Head of the Bed Flat: What is the Big Deal?
Victor J. Del Brutto, MD
Anderson CS, Olavarría VV. Head Positioning in Acute Stroke: Down but Not Out. Stroke. 2018;50:224–228.
Early in my neurology training, two cases changed my perspective on the importance of patients’ head positioning during the acute phase of cerebral ischemia. The first was a man in his 60s who presented with a right MCA syndrome associated with an acute occlusion of the ipsilateral cervical ICA. When the patient was transitioned to the CT scan table (flat positioning), initial left homonymous hemianopia, left hemi-neglect, left hemiplegia, and right gaze deviation (NIHSS 17) resolved, leaving just a residual left face droop and left arm drift (NIHSS 3). Once the patient was back to the ED, and despite a constantly elevated blood pressure, the variations on his exam associated with the head of bed flat versus elevated was reproducible.

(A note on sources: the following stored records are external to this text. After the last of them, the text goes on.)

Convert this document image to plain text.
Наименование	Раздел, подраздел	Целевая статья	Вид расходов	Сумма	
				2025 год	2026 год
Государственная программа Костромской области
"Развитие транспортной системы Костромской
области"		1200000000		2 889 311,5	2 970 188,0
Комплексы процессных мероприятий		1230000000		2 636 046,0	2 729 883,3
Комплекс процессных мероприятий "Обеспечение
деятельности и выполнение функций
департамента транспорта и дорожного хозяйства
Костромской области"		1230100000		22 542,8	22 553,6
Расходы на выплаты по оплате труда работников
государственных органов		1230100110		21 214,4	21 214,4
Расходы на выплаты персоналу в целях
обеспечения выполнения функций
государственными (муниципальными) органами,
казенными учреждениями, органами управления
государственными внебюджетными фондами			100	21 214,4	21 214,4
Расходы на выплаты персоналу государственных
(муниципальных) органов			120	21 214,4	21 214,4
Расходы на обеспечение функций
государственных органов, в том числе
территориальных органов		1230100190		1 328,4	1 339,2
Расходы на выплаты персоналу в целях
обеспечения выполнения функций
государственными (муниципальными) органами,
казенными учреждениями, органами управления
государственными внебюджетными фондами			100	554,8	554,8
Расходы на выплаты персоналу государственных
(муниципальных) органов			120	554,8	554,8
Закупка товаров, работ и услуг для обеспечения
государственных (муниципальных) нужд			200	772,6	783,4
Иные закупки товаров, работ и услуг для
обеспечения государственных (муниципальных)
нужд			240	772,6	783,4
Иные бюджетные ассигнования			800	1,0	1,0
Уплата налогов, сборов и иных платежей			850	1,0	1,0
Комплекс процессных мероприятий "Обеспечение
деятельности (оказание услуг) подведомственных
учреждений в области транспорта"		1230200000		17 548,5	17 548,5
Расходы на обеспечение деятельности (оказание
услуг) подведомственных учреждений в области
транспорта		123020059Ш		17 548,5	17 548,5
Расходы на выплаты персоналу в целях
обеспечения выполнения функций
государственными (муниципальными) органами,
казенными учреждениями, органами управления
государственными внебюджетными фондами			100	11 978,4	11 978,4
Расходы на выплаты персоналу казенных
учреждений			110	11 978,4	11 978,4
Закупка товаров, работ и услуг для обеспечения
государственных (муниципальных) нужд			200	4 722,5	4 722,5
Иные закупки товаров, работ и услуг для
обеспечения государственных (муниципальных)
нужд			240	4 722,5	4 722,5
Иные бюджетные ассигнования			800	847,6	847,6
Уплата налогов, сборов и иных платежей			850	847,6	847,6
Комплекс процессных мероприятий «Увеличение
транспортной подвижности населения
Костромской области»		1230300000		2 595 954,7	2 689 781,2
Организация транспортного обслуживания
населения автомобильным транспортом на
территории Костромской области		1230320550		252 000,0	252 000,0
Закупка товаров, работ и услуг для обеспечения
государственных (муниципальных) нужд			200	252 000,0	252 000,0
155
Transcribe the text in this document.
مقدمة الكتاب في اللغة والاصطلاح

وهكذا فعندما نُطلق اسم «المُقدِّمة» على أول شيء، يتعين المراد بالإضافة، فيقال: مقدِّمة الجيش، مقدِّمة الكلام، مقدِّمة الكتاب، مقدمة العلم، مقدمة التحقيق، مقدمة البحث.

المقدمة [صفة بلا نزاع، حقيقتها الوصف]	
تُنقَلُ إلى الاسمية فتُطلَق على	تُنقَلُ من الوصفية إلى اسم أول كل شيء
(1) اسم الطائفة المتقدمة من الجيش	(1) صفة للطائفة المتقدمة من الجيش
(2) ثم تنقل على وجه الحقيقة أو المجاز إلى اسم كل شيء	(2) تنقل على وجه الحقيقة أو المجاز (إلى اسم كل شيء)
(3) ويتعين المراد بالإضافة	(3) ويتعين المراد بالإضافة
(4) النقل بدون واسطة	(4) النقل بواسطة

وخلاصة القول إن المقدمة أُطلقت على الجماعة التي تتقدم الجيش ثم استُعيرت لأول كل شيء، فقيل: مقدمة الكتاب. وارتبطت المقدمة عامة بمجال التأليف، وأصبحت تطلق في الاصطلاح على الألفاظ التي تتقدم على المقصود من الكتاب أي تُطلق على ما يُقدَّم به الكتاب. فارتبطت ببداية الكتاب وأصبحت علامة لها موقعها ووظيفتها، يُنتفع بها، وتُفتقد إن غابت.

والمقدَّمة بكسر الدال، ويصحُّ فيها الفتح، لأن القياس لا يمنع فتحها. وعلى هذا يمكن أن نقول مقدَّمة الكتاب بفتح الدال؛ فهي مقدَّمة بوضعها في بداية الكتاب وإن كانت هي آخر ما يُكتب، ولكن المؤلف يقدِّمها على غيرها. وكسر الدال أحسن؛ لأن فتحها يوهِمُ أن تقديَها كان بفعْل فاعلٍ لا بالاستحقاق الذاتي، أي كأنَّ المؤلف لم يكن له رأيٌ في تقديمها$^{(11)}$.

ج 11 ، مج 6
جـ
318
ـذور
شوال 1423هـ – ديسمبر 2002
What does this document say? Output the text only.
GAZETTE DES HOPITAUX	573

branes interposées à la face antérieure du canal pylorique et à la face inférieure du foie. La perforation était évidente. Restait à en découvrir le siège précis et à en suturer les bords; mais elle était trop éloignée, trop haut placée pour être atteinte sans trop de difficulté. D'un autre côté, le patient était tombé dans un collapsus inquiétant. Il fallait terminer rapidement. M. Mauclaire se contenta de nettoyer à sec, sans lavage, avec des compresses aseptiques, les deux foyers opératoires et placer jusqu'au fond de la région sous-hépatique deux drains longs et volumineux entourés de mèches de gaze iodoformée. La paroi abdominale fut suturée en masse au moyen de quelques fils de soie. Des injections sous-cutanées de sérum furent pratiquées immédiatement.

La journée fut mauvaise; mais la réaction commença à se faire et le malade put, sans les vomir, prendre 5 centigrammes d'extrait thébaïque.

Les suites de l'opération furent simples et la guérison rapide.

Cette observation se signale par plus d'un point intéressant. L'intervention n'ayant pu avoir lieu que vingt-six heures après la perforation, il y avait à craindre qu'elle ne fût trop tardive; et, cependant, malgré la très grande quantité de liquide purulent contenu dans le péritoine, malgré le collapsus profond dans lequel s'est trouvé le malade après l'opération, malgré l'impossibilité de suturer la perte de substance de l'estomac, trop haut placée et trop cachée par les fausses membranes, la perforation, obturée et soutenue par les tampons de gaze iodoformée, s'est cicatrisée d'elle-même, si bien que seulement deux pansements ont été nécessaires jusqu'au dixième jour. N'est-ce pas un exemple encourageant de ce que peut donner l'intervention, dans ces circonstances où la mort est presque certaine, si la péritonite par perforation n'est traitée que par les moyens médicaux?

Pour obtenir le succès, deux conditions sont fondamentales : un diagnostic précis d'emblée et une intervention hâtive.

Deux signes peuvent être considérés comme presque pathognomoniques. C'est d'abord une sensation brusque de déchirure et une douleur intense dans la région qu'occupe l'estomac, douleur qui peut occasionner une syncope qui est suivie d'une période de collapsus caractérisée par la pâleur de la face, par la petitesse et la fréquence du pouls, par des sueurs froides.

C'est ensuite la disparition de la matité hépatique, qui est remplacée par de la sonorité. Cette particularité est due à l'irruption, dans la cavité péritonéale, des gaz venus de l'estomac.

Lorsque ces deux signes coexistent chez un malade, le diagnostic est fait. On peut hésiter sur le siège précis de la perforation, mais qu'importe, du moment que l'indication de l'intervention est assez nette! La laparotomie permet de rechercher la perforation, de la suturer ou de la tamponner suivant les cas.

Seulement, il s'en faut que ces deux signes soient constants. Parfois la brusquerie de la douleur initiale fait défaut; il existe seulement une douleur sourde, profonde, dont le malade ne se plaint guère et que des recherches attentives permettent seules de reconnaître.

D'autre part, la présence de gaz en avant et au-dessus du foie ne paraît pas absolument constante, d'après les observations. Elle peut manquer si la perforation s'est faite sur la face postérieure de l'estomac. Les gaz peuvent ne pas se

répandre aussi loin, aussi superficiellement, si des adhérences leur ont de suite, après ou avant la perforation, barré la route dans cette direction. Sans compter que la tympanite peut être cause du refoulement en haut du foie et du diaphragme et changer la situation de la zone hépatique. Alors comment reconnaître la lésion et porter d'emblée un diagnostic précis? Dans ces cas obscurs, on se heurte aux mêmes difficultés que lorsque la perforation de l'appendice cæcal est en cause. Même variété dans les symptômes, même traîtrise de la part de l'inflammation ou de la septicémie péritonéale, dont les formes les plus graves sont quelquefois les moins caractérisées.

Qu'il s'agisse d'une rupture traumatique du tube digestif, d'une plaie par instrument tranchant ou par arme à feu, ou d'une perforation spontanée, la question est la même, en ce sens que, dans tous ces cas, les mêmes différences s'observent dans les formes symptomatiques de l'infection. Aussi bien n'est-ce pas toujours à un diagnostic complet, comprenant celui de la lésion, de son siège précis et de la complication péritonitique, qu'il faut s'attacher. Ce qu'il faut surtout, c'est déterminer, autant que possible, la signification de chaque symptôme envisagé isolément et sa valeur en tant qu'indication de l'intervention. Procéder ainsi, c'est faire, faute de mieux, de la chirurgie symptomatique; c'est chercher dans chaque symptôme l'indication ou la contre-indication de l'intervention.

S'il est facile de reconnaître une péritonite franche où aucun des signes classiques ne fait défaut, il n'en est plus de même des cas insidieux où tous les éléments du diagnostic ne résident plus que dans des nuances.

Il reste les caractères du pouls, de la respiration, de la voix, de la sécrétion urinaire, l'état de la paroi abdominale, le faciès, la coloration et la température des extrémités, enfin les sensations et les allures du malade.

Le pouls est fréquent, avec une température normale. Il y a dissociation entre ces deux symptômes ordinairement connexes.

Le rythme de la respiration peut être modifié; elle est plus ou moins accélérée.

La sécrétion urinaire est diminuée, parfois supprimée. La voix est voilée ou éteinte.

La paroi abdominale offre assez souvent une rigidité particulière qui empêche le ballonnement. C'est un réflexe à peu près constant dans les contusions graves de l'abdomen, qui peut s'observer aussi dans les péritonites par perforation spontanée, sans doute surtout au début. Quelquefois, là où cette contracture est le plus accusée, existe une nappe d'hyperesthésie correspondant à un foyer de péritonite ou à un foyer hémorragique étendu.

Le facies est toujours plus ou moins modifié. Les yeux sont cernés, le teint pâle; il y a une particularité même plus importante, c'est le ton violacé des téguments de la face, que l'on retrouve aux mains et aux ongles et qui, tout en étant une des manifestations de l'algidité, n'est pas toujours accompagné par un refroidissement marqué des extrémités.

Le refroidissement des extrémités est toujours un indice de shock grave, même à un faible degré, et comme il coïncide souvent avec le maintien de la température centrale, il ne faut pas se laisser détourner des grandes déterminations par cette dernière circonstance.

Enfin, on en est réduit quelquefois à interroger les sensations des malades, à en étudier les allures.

A few weeks later, I was called to evaluate a lady on her eighth decade of life who developed acute onset right-sided weakness. Initial examination showed right ataxic hemiparesis (NIHSS 4). Brain MRI and MR angiogram showed a tiny DWI-positive lesion on the left ventral pons, as well as diffuse intracranial atherosclerosis including a narrow basilar artery. The patient was loaded with antiplatelet agents and admitted to the Stroke Unit. During the wait time in the ED, the patient stood up from the bed in an attempt to go to the bathroom. According to the nurse report, when the patient stood up, she immediately developed right hemiplegia and right gaze preference. On re-examination, the new worsening deficits persisted (NIHSS 11), and a repeated brain MRI showed progression of the infarct involving now the whole left paramedian pons.